BoTree House

How Viku got his name

By Debu Majumdar

May 18, 2011: During the announcement of publication of my children’s story, “Viku and the Elephant,” at the Idaho Falls Public Library, Matthew, a 4th grader, asked me how I came up with the name Viku. It was a very good question. I was surprised by his wonderful courage at a gathering where there were many adults: teachers, a principal of an elementary school, the librarian, several writers, parents, friends, even my aquatic aerobics instructor, and a few other children and grandchildren that accompanied them. I have known Matthew for two years; he is a quiet, intelligent boy with large dreamy eyes.
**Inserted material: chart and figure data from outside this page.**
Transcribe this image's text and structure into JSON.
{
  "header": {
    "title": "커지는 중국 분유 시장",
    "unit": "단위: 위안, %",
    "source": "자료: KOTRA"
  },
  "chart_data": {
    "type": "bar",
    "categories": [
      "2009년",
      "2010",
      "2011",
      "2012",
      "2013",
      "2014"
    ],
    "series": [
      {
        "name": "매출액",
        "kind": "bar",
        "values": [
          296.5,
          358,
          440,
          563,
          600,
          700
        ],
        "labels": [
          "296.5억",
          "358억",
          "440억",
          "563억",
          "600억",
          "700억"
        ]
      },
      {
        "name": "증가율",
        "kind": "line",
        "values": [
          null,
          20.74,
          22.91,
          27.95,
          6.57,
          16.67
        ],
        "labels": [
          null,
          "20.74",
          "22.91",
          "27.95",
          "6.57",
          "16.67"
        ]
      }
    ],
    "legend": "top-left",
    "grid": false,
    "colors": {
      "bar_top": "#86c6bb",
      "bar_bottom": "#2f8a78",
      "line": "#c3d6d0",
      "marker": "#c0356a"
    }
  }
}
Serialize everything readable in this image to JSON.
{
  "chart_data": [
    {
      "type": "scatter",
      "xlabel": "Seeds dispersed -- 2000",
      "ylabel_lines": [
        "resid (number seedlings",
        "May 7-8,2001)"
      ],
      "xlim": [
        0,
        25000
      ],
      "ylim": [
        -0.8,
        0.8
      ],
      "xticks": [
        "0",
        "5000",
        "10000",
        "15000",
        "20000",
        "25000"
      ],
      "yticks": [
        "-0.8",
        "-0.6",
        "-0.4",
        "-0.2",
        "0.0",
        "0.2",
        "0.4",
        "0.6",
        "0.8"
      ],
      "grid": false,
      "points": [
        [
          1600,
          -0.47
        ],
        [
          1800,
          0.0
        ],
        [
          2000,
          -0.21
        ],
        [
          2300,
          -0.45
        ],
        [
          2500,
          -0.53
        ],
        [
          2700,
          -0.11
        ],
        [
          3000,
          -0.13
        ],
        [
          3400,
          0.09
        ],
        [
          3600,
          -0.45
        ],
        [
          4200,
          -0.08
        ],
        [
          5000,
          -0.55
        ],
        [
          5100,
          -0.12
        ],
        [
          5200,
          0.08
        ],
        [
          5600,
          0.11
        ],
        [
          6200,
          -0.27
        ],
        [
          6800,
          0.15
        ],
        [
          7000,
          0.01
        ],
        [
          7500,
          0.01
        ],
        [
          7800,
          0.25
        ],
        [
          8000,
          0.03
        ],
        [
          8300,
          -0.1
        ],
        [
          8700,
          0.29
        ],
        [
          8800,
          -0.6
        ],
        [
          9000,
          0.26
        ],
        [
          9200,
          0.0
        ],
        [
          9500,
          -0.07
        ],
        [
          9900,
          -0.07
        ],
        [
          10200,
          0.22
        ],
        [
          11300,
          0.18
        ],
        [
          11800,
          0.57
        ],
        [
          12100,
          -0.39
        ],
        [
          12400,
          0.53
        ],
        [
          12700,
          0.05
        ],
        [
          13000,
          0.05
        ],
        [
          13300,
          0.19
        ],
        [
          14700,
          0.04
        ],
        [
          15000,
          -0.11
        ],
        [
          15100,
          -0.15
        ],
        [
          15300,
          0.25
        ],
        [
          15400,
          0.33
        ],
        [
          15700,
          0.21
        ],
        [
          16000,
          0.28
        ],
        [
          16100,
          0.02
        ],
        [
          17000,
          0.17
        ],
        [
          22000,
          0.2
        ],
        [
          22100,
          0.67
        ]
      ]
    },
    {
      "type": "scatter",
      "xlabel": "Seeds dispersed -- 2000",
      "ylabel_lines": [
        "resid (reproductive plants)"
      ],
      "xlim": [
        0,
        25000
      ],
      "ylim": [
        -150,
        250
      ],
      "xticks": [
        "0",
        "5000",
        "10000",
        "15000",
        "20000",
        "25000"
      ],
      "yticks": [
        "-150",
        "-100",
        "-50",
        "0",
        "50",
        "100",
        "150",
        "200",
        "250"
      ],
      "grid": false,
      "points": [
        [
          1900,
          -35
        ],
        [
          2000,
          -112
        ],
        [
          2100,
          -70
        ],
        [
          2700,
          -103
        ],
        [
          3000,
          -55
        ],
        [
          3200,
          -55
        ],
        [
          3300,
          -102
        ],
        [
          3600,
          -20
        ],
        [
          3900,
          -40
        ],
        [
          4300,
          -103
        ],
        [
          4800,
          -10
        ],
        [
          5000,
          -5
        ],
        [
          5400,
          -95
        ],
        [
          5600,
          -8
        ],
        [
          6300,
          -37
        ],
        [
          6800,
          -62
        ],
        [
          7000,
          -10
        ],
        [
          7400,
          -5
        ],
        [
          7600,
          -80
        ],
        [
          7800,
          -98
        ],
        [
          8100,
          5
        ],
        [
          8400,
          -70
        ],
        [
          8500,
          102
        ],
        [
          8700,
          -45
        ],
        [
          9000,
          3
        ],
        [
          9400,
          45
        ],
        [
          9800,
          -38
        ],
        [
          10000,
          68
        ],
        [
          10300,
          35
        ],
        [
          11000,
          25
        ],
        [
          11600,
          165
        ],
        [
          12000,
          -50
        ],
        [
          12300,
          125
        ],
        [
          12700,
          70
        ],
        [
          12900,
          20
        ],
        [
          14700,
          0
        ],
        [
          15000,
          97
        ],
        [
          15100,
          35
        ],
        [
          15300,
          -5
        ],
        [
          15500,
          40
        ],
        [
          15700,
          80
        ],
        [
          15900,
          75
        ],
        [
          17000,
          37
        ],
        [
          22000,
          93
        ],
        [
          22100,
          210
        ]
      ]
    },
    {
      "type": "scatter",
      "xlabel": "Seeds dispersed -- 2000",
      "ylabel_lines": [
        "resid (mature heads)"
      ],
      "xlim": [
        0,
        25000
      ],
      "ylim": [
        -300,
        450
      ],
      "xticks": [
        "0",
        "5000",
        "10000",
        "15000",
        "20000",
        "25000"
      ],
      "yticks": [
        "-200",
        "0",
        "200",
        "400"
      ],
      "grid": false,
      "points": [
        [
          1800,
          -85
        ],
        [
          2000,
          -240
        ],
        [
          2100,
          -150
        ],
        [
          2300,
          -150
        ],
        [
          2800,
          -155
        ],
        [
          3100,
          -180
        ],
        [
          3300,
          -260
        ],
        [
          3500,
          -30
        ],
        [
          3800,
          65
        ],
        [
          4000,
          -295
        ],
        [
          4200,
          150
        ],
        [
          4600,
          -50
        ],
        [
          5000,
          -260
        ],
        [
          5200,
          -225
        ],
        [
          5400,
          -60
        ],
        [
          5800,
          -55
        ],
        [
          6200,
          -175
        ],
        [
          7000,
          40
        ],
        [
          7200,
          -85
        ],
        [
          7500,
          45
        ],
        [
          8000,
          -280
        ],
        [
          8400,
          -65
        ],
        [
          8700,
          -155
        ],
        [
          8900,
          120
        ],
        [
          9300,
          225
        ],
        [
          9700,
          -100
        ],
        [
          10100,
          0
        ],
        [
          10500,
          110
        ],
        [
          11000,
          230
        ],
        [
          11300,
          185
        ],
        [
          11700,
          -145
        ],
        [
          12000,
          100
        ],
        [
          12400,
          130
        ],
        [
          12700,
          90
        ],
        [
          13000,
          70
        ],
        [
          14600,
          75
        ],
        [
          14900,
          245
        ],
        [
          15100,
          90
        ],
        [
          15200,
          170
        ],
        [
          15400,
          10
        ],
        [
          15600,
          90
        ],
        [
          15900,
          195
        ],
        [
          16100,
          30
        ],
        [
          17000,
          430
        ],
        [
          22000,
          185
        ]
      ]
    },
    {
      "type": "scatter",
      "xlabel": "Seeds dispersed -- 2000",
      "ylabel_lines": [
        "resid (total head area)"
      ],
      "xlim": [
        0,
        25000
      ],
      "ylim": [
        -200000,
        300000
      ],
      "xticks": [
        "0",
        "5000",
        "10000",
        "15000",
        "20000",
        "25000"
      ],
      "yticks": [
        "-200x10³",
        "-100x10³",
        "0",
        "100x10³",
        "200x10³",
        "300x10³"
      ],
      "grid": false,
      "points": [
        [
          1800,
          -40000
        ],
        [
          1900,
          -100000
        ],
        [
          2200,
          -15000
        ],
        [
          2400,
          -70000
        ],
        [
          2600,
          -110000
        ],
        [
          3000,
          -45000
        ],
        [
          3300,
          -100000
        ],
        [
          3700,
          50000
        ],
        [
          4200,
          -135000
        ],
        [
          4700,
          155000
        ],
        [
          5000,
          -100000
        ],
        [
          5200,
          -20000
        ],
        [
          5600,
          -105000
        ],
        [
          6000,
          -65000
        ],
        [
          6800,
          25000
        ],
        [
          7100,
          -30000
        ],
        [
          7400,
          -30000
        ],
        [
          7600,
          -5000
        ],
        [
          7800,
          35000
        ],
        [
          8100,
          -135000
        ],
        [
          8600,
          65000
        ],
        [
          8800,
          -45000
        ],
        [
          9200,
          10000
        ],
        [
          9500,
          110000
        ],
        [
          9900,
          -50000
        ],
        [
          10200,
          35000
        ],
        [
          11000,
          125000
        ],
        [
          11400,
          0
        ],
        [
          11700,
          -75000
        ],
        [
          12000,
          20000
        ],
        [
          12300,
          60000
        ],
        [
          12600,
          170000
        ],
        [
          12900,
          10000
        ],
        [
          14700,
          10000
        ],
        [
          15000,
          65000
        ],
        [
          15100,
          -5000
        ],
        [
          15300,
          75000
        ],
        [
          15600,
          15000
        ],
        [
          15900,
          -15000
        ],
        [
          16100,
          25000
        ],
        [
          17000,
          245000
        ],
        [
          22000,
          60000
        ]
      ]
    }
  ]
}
His question was a true delight.
In India, most people have two names – one is called the good name, a name they get when they have their first solid-food, which is eaten during a special ceremony (Annaprasan) at the age of nine months to a year old.  This name becomes their official name. Traditionally, Indians do not give an official name to a child when born, as is done in the West. This is because in the olden days many children died early in life. All children, however, get a nickname, and often are called by that name for the rest of their lives. My twin sister’s nickname is Chhobi (“picture”), because she was a beautiful baby, and I was called Lattu (“spinning top”). You can imagine why they called me “spinning top”, something that goes round and round – I must have been a very busy little boy. The formal names – the good names – are often big, heavy, serious, and difficult to pronounce and used mostly in official papers, and, for many, not so much in everyday life.
Viku didn’t have a good name. I didn’t even imagine a good name for him. He was Viku as soon as he was born in my mind and remained so.
Matthew sent me back to my childhood when I first heard about a legendary King named Vikram. Vikram is a Sanskrit word, meaning “brave.” He was a wise king – valorous and magnanimous, and he willingly faced dangers in order to save his subjects. You may have read or heard of the book Vikram and the Vampire, which describes many of his adventures.
Like Jeffrey becomes Jeff, Viku is a nickname that comes from Vikram. In India the “u” sound serves the same purpose as the ee or y sound serves in the west (Cathy, Scotty, etc.). Vik could also be his name from Vikram, but that does not sound Indian and to me, Viku is more affectionate.
So, Viku in the story got his name from Vikram, the great king. Therefore, expect Viku to be brave and a very good person like King Vikram. Now you read the story and tell me if he is.